In slightly better news, I’ve started work on the next round of revisions on The Black Sun.

That’s… also moving slowly. Mostly because this stage of the revision process is brand new to me, and kind of overwhelming. It’s not a full-on rewrite, or even fine-tuning… this time, I’m making a few big structural changes (clarifying some backstory and expanding a subplot), and trying to figure out how to do that without breaking the whole story. (And then going back and fine-tuning everything again to fix the things that do break.) It’s necessary work, and I know it’s going to make the story so much better, but… just figuring out where to start was almost impossible.

I have started, though. And I’m happy with it so far.

Meanwhile, I decided—for some reason—that this would be a good time to experiment with a different writing setup. I’ve been giving Scrivener a try. (Just the desktop version for now. Once I make up my mind on that, I’ll look at trying the mobile version.) The learning curve has been… very steep.

I’m used to a much more minimal setup; usually, until I reach a point where I’m going to be sharing a manuscript with readers, I do everything in plain text, using Markdown. (It keeps the file sizes small and future-proof, and Markdown means all the formatting is instinctive and doesn’t slow me down when I’m writing.) Scrivener is none of those things. I love the way it organizes files, and that I can keep all my references and notes in one place. But learning how to use it has definitely slowed my progress this month. (And I’m not sure how I feel about the ‘distraction free’ mode. It… actually feels more distracting to me? I don’t know why.)

I’m still trying to decide what I think about the whole thing.

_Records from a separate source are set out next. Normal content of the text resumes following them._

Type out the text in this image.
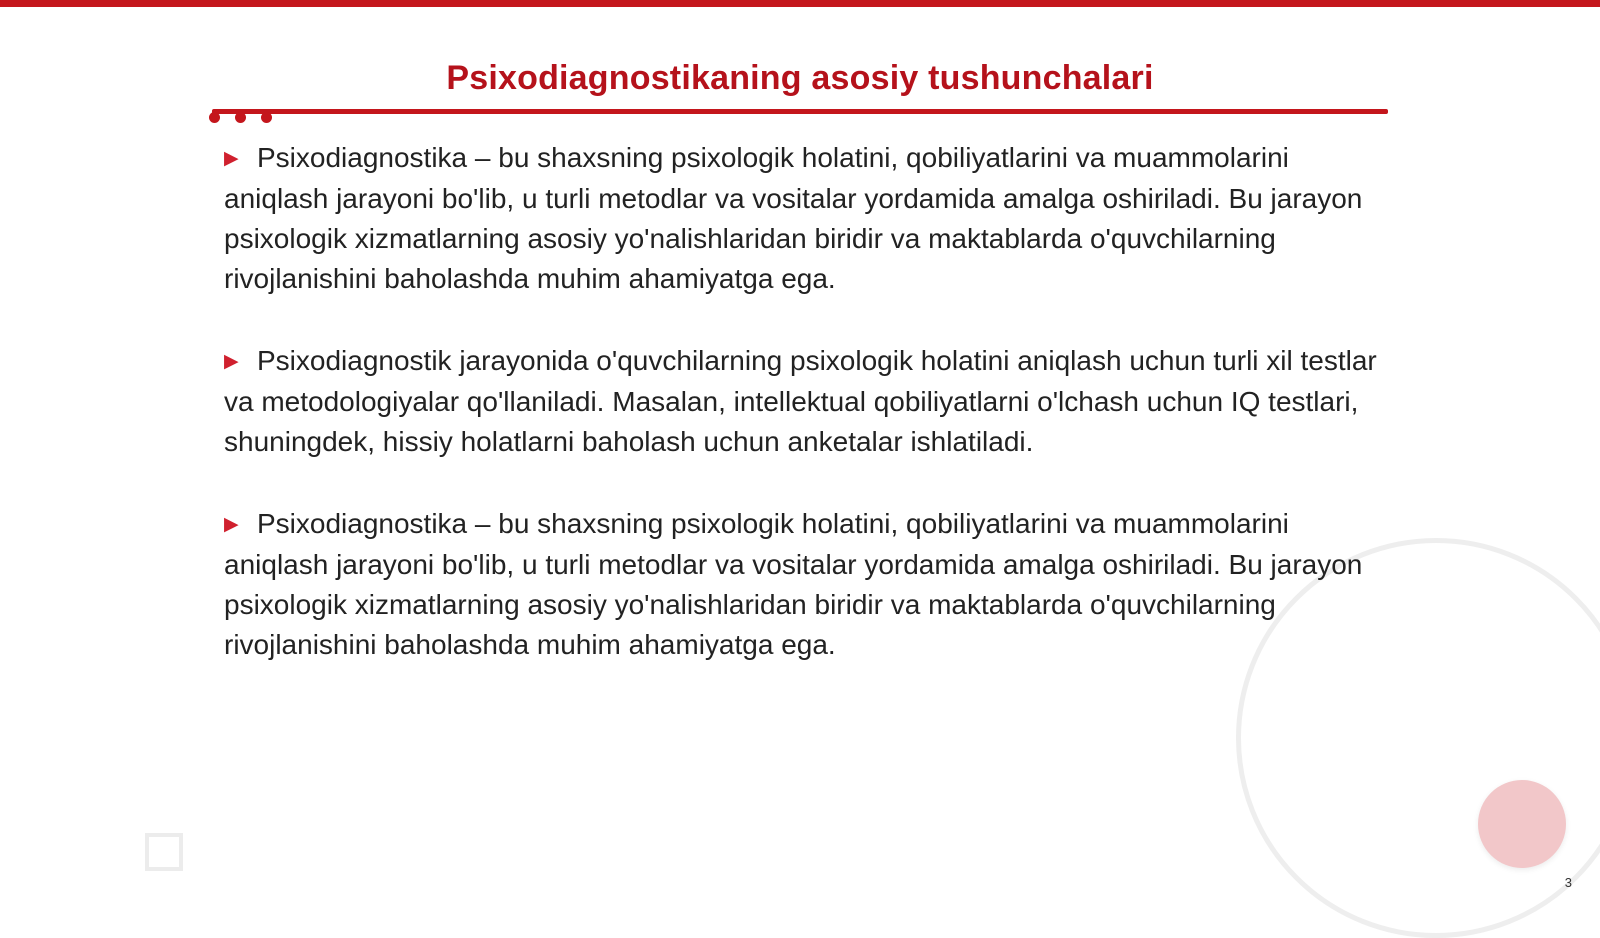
Psixodiagnostikaning asosiy tushunchalari

▶ Psixodiagnostika – bu shaxsning psixologik holatini, qobiliyatlarini va muammolarini aniqlash jarayoni bo'lib, u turli metodlar va vositalar yordamida amalga oshiriladi. Bu jarayon psixologik xizmatlarning asosiy yo'nalishlaridan biridir va maktablarda o'quvchilarning rivojlanishini baholashda muhim ahamiyatga ega.

▶ Psixodiagnostik jarayonida o'quvchilarning psixologik holatini aniqlash uchun turli xil testlar va metodologiyalar qo'llaniladi. Masalan, intellektual qobiliyatlarni o'lchash uchun IQ testlari, shuningdek, hissiy holatlarni baholash uchun anketalar ishlatiladi.

▶ Psixodiagnostika – bu shaxsning psixologik holatini, qobiliyatlarini va muammolarini aniqlash jarayoni bo'lib, u turli metodlar va vositalar yordamida amalga oshiriladi. Bu jarayon psixologik xizmatlarning asosiy yo'nalishlaridan biridir va maktablarda o'quvchilarning rivojlanishini baholashda muhim ahamiyatga ega.

3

Anyway, yeah: it’s been a slow month, and the next couple of weeks are going to be even worse. But I’m trying to get myself organized to do some work done, despite the major schedule disruptions I’ve got coming up over the next week and a half. After that, I really hope that things will even out, and I can finally start moving forward again.

My goal is to have both of my current projects—the first draft of Violet Lane and the (hopefully final?) revision of The Black Sun—done by the end of March. Right now, that feels kind of impossible, but… I can do it.

… I’ve also set myself a goal of finding a new creative hobby this year. That’s still a work in progress. I haven’t had a chance to do any sewing yet (I do have plans—and materials—in place for my first project. Or second, since I’ve got one last set of curtains to hem, and I want to do that next week, if I can). I’ve been looking at lettering tutorials and playing with that a bit, but again, this month has been one long challenge, and I haven’t really been able to sit down and seriously start experimenting.

So! That’s where I am going into February, and gives me a good idea of where I want to go: keep moving forward with the photography project (and hopefully get back to work on the big project that stalled last year), find my rhythm in both Violet Lane and The Black Sun again. (And maybe make up my mind about Scrivener.) Try to carve out the time to really explore those hobbies I’ve been thinking about.

I know that the rest of this week and all of next are going to be a bust. And I can live with that, as long as I can be ready to get back to work—really back to work—the week after.